A Palomar “não esteve envolvida no lançamento dos empréstimos da Proindicus em 2013 em qualquer formato, nem com o empréstimo da Ematum em 2013, e foi uma co-facilitadora não remunerada da MAM em maio de 2014”.

O relatório, conclui a gestora de ativos financeiros, “arrisca-se a escurecer as águas à volta de um assunto complexto e importante, o que é uma desilusão”. A auditoria às dívidas ocultas de Moçambique foi divulgada no sábado, mas deixou por esclarecer o destino dos dois mil milhões de dólares contraídos por três empresas estatais entre 2013 e 2014, disse a PGR no domingo.

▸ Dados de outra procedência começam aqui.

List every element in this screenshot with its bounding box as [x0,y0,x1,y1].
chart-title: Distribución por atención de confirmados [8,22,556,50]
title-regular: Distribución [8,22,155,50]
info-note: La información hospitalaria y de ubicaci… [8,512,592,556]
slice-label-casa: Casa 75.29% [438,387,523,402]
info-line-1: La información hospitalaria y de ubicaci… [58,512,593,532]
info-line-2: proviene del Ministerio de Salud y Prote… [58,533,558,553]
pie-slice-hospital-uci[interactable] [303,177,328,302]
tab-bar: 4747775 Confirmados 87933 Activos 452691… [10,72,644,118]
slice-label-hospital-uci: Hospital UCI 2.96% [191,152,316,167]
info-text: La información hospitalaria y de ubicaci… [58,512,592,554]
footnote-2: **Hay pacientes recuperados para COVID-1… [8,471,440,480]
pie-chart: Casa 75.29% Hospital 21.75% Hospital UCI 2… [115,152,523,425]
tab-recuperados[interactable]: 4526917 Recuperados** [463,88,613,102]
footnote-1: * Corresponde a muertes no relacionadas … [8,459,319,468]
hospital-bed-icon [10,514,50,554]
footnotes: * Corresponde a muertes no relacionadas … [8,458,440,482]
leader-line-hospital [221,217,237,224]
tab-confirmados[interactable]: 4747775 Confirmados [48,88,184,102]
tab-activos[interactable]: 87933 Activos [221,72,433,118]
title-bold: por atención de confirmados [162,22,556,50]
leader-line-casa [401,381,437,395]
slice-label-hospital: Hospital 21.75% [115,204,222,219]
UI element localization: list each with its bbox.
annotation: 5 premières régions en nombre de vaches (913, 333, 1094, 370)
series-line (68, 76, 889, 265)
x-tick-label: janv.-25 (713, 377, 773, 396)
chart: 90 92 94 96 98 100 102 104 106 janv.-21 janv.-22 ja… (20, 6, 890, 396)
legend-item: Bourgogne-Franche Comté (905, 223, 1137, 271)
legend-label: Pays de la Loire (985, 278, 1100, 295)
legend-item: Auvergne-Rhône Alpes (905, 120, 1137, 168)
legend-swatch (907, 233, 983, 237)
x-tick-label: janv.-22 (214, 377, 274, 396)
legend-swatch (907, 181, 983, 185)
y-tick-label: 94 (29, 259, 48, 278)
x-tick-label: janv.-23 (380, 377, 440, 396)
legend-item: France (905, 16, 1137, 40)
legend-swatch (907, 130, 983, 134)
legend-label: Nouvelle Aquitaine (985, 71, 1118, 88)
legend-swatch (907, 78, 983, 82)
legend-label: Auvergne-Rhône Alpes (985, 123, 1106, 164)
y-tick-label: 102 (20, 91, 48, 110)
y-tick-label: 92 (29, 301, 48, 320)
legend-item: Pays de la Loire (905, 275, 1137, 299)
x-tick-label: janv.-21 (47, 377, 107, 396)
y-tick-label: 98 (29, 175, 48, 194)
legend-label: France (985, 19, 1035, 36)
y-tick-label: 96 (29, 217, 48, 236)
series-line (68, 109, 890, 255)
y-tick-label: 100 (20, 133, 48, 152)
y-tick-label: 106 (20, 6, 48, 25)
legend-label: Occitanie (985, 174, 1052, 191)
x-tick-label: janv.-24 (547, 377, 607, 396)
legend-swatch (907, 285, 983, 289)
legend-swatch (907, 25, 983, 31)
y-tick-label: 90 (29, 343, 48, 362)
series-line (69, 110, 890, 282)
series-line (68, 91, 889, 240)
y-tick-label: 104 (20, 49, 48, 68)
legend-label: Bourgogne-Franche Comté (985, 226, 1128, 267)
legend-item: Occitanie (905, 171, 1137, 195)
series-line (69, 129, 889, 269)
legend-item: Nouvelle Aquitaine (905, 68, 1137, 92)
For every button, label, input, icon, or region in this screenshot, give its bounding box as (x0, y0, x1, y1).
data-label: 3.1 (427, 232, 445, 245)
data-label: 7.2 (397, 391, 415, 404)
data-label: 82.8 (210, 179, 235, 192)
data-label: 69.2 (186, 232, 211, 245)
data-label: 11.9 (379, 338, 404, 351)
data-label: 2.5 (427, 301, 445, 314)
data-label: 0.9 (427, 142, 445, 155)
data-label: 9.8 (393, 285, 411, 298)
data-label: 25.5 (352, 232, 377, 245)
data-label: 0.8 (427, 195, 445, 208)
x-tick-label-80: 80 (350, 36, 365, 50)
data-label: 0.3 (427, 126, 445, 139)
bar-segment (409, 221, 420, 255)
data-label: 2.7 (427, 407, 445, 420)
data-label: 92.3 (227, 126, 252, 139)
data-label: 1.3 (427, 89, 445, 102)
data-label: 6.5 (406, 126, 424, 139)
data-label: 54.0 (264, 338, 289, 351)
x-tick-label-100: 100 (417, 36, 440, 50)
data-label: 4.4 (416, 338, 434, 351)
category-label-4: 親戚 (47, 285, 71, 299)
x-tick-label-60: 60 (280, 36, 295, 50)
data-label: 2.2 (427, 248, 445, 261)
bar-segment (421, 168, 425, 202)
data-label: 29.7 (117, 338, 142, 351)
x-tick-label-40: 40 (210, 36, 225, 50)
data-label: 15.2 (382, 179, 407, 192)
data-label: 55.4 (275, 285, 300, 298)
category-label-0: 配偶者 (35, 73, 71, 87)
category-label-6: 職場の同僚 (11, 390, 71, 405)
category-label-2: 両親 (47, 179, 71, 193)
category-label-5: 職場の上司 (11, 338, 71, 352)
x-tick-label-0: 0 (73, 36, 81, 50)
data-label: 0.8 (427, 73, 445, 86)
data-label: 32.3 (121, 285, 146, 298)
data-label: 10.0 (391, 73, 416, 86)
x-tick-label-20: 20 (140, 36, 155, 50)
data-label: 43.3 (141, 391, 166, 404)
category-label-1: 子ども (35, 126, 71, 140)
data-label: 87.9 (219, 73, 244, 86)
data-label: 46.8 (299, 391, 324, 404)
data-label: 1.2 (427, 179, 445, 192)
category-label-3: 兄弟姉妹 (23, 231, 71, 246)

Lacunas permanecem no entendimento sobre como exatamente os 2 mil milhões de dólares (1.780 milhões de euros) foram gastos, apesar dos esforços consideráveis” para esclarecer o assunto, refere a PGR em comunicado sobre a investigação da Kroll.

Por outro lado, “a auditoria constatou que o processo para a emissão de garantias pelo Estado parece ser inadequado, sobretudo no que respeita aos estudos de avaliação que devem ser conduzidos, antes da sua emissão”, acrescenta-se.

As garantias foram passadas sob a presidência de Armando Guebuza, sem conhecimento do parlamento, nem dos parceiros internacionais – como o Fundo Monetário Internacional (FMI) – para suportar os empréstimos contraídos pelas empresas Ematum, Proindicus e MAM.

O escândalo das dívidas ocultas rebentou em abril de 2016 – a dívida de 850 milhões de dólares (759 milhões de euros) da Ematum era conhecida, mas não os 622 milhões (556 milhões) da Proindicus e os 535 (478) da MAM – e atirou Moçambique para uma crise sem precedentes nas últimas décadas.

Os parceiros internacionais suspenderam apoios, a moeda desvalorizou a pique e a inflação subiu até 25% em 2016, agravando o custo de vida já de si elevado para os cidadãos. Segundo a procuradoria, a investigação da Kroll descobriu “divergências entre as explicações” para uso da verba e detetou “falhas graves na forma como foram feitas as avaliações para emissão de garantias pelo Estado”.

Há mesmo um valor de mil milhões de dólares (893 mil milhões de euros) correspondente a três garantias, do total de cinco que foram emitidas, em que “não há evidências de ter sido feita qualquer avaliação”.

Foram ainda identificados “potenciais conflitos de interesse em relação a algumas pessoas intervenientes no processo de autorização das garantias do governo para as empresas auditadas”.

A PGR destaca ainda que o Grupo Privinvest, contratado pelas empresas estatais para fornecer bens e serviços para os quais supostamente serviria o dinheiro, teve “um papel determinante no projeto” participando em quase todo o seu desenho, inclusivamente na ligação aos bancos que emprestaram o dinheiro, o Credit Suisse e o VTB.